八ヶ岳 小渕沢 ペンションうおっちんぐの山情報・白駒池から高見石、中山、にゅう

八ヶ岳を歩く

高見石(2249m)・中山(2496m)・にゅう(2352m)    2006年9月28日

GPSによるルートの軌跡
一昨年と同じ日に白駒池を訪ねた。同じように紅葉の盛りかと思ったが、残念ながら今年は始まったばかりで遅れているようだ。しかし確り鮮やかな彩りを見せる木もあり、また訪れる人も少なく、静かな紅葉狩りが楽しめる。高見石、と にゅう、から俯瞰した白駒池もまた格別だ。

茅野方面から国道299号線を行くと、麦草峠の先に広い駐車場がある。管理人がいるのは8時頃からなので、その時間以前に駐車する場合は、下山後に支払えば良い。普通車500円、ゲートは開いている。

道路をはさんで反対側に白駒池への入口がある。
歩き始めるとすぐに右へ麦草ヒュッテへの道を分ける。駐車場から10分足らずで十字路に出る。直進は白駒池、左は青苔荘、高見石は右に行く。

登山道は道幅は広くゆるやかだ。
樹林帯の中を登ってゆくと、T字路に出る。白駒峠だ。右は丸山への道、高見石は左へ行く。すぐに右から渋の湯からの道を合わせると間もなく高見石小屋に着く。
小屋の裏手にある高見石は、大岩塊が重なり合った岩峰だ。丸山の溶岩によって形造られた。

その頂きから俯瞰する樹海の中に浮かぶ白駒池の眺めは素晴らしい。紅葉の時期が少し早かったのが残念だ。ここまで登って白駒池周辺の紅葉を楽しむ事をお勧めする。もちろんそれなりの装備は必要だ。
眼下には赤い屋根の高見石小屋、遠く中央アルプスが望める。

端正な円錐形の丸山。そこから流れ出た溶岩の上に今立っている。
浅間山が雲に浮かんで見える。

小屋へ戻り中山を目指す。小屋を背に左は白駒池湖畔へ下る道で、中山へは右に行く。
いったん下り中山への登りになる。苔むすシラビソの森の中の長い登りだ。少々飽きてきた頃、ハクサンシャクナゲ、とハイマツが現れる。中山の展望台は近い。

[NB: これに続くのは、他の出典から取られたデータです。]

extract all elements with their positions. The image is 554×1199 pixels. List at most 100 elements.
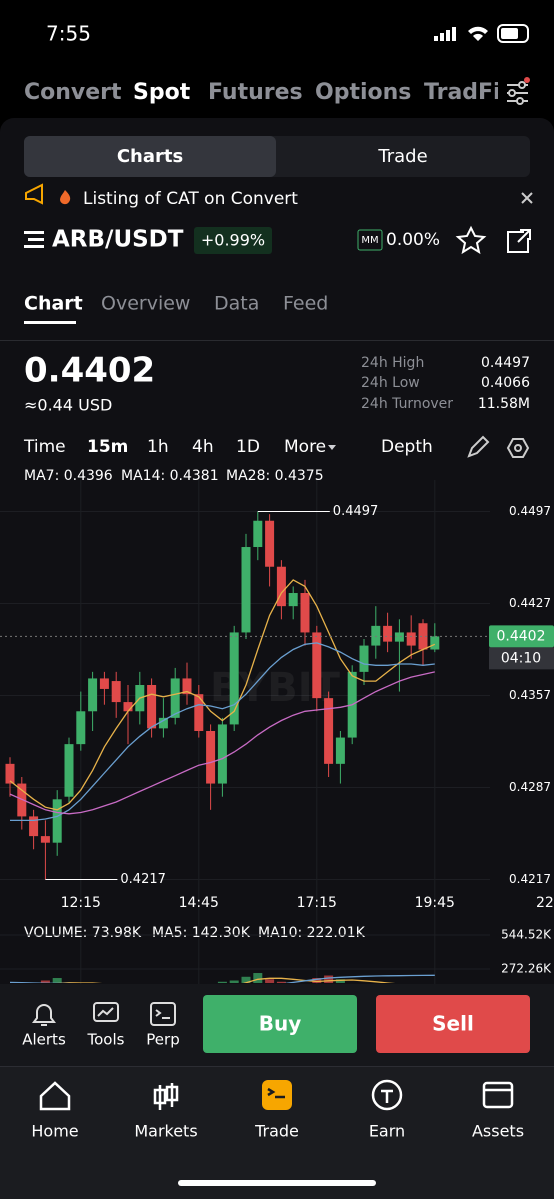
tool-label[interactable]: Tools bbox=[87, 1031, 125, 1049]
tab[interactable]: Convert bbox=[24, 80, 122, 105]
candle-body bbox=[40, 836, 50, 843]
candle-body bbox=[383, 625, 393, 642]
plot-area bbox=[5, 511, 440, 880]
candle-body bbox=[111, 681, 121, 703]
tab[interactable]: TradFi bbox=[424, 80, 501, 105]
y-tick-label: 0.4497 bbox=[509, 504, 551, 518]
buy-button[interactable] bbox=[203, 995, 357, 1053]
usd-price: ≈0.44 USD bbox=[24, 396, 112, 415]
candle-body bbox=[430, 636, 440, 650]
candle-body bbox=[194, 694, 204, 731]
more-caret bbox=[328, 445, 336, 450]
close-icon[interactable] bbox=[521, 192, 533, 204]
candle-body bbox=[324, 698, 334, 764]
candle-body bbox=[335, 737, 345, 764]
segment-charts[interactable]: Charts bbox=[117, 146, 183, 167]
stat-label: 24h High bbox=[361, 355, 424, 371]
y-tick-label: 0.4287 bbox=[509, 780, 551, 794]
panel bbox=[0, 118, 554, 1199]
buy-label[interactable]: Buy bbox=[259, 1012, 302, 1036]
candle-body bbox=[123, 702, 133, 712]
announcement[interactable]: Listing of CAT on Convert bbox=[83, 189, 298, 209]
candle-body bbox=[300, 593, 310, 633]
candle-body bbox=[64, 744, 74, 797]
subtab[interactable]: Feed bbox=[283, 293, 328, 315]
x-tick-label-cut: 22 bbox=[536, 895, 554, 911]
nav-icons bbox=[39, 1079, 514, 1111]
volume-bar bbox=[40, 980, 50, 983]
volume-tick-label: 544.52K bbox=[501, 928, 552, 942]
volume-ma-line bbox=[54, 977, 396, 983]
subtab-active[interactable]: Chart bbox=[24, 293, 83, 315]
ma-line bbox=[10, 642, 435, 822]
interval-more[interactable]: More bbox=[284, 437, 326, 457]
low-marker-label: 0.4217 bbox=[120, 872, 165, 887]
tab-active[interactable]: Spot bbox=[133, 80, 191, 105]
stat-label: 24h Low bbox=[361, 375, 420, 391]
y-tick-label: 0.4427 bbox=[509, 596, 551, 610]
segment-trade[interactable]: Trade bbox=[377, 146, 427, 167]
interval[interactable]: 1D bbox=[236, 437, 260, 457]
candle-body bbox=[312, 632, 322, 699]
nav-item[interactable]: Home bbox=[31, 1122, 78, 1141]
share-icon[interactable] bbox=[507, 229, 531, 253]
settings-icon[interactable] bbox=[506, 438, 530, 458]
sell-button[interactable] bbox=[376, 995, 530, 1053]
segment-active bbox=[24, 136, 276, 177]
depth[interactable]: Depth bbox=[381, 437, 433, 457]
candle-body bbox=[76, 711, 86, 745]
ma-line bbox=[9, 671, 435, 815]
volume-tick-label: 272.26K bbox=[501, 962, 552, 976]
candle-body bbox=[265, 520, 275, 567]
candle-body bbox=[371, 625, 381, 646]
stat-value: 0.4497 bbox=[481, 355, 530, 371]
nav-item[interactable]: Earn bbox=[369, 1122, 405, 1141]
candle-body bbox=[88, 678, 98, 712]
tool-label[interactable]: Perp bbox=[146, 1031, 179, 1049]
tab[interactable]: Futures bbox=[208, 80, 303, 105]
volume-legend: MA10: 222.01K bbox=[258, 925, 366, 941]
interval-active[interactable]: 15m bbox=[87, 437, 128, 457]
filter-icon[interactable] bbox=[507, 77, 530, 105]
x-tick-label: 14:45 bbox=[179, 895, 219, 911]
home-indicator bbox=[178, 1180, 376, 1186]
pencil-icon[interactable] bbox=[467, 435, 490, 458]
subtab[interactable]: Data bbox=[214, 293, 259, 315]
subtab[interactable]: Overview bbox=[101, 293, 190, 315]
candle-body bbox=[170, 678, 180, 718]
tab[interactable]: Options bbox=[315, 80, 411, 105]
mm-value: 0.00% bbox=[386, 230, 440, 250]
mm-label: MM bbox=[361, 235, 378, 246]
candle-body bbox=[217, 724, 227, 784]
nav-item-active[interactable]: Trade bbox=[254, 1122, 299, 1141]
countdown: 04:10 bbox=[501, 650, 541, 666]
tool-label[interactable]: Alerts bbox=[22, 1031, 66, 1049]
high-marker-label: 0.4497 bbox=[333, 504, 379, 519]
volume-legend: VOLUME: 73.98K bbox=[24, 925, 142, 941]
settings-dot bbox=[514, 444, 522, 452]
mm-badge bbox=[357, 229, 383, 251]
nav-item[interactable]: Assets bbox=[472, 1122, 524, 1141]
interval[interactable]: 1h bbox=[147, 437, 169, 457]
interval[interactable]: Time bbox=[23, 437, 66, 457]
nav-item[interactable]: Markets bbox=[134, 1122, 197, 1141]
sell-label[interactable]: Sell bbox=[432, 1012, 474, 1036]
pair-symbol[interactable]: ARB/USDT bbox=[52, 227, 184, 253]
pair-icon bbox=[24, 231, 44, 248]
flame-icon bbox=[60, 190, 71, 205]
subtab-underline bbox=[24, 321, 76, 324]
volume-bar bbox=[324, 975, 334, 983]
candle-body bbox=[182, 678, 192, 695]
megaphone-icon bbox=[25, 183, 43, 205]
star-icon[interactable] bbox=[455, 225, 487, 255]
change-badge bbox=[194, 227, 272, 254]
y-tick-label: 0.4217 bbox=[509, 872, 551, 886]
volume-bar bbox=[312, 978, 322, 983]
interval[interactable]: 4h bbox=[192, 437, 214, 457]
candle-body bbox=[406, 632, 416, 646]
volume-bar bbox=[229, 980, 239, 983]
change: +0.99% bbox=[201, 231, 265, 250]
candle-body bbox=[5, 763, 15, 784]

登りついたところは、ハイマツと岩塊におおわれた広々としたところで、素晴らしい眺めが楽しめる。


 ←蓼科山、北横岳




            天狗岳→
展望台から数分で中山山頂に着く。樹林におおわれ展望は望めない。

すぐ先から巨岩の重なる急斜面を下ることになるが、ここからは硫黄岳、天狗岳はもちろん遠く金峰山や秩父の山々が望める。
眼下の樹海の中に飛び出たところがあり、これがこれから登るにゅうの頂だ。


岩がごろごろした急斜面を下り、樹林帯に入ると平坦に近くなる。
やがて分岐点が現れる。直進すれば中山峠、天狗岳方面、左はがにゅう方面だ。

木の根が張り出し、岩がごろごろした悪路だ。時々右側が切れ落ちた縁を通って行く。
やがて前方に、にゅうが姿を現す。基部から山頂まではわずかだ。


山頂は巨岩が積み重なった頂きだ。
火山台地の樹海の中に青く水をたたえた白駒池、その周囲は赤く染められつつある。その奥には北八ヶ岳の山々。見飽きることの無いこの風景は、八ヶ岳の中でも屈指のビューポイントだ。紅葉真っ盛りの時はどんなに素晴らしいことか。
目を転じれば荒々しい山々が目に入る。硫黄岳の爆裂火口の大崩壊、天狗岳の東側の崩落、山体がずり落ちたとされる稲子岳。八ヶ岳の生い立ちを見ることが出来るのも魅力だ。至福の一時を過ごし下山を開始。
木の根と岩に悩まされながら下ってゆくと、稲子湯への道が右へ分岐している。更に下るとT字路になり、右は稲子湯へ下る道だ。左に行く。
一部を除いて相変わらず歩きにくい道が続く。


湿地帯には木が置かれ、木道が取り付けられている。
湖畔に着くと木道は左右に分かれ、左は白駒荘から駐車場、右は青苔荘を通って駐車場へ行く。右に行く。

湖畔では紅葉が始まっていた。
途中に東屋があり、ここから八千穂高原への道が伸びている。


        カエデの黄葉→
青苔荘の前で道は二分するが、再び湖畔に出る道を行く。

湖畔ではサラサドウダンが真っ赤に紅葉していた。上から見て目立ったところはここだったのか。
湖畔でしばし景色を楽しみ、駐車場へ戻った。待っていたのは500円の支払いだった。今日も山に感謝!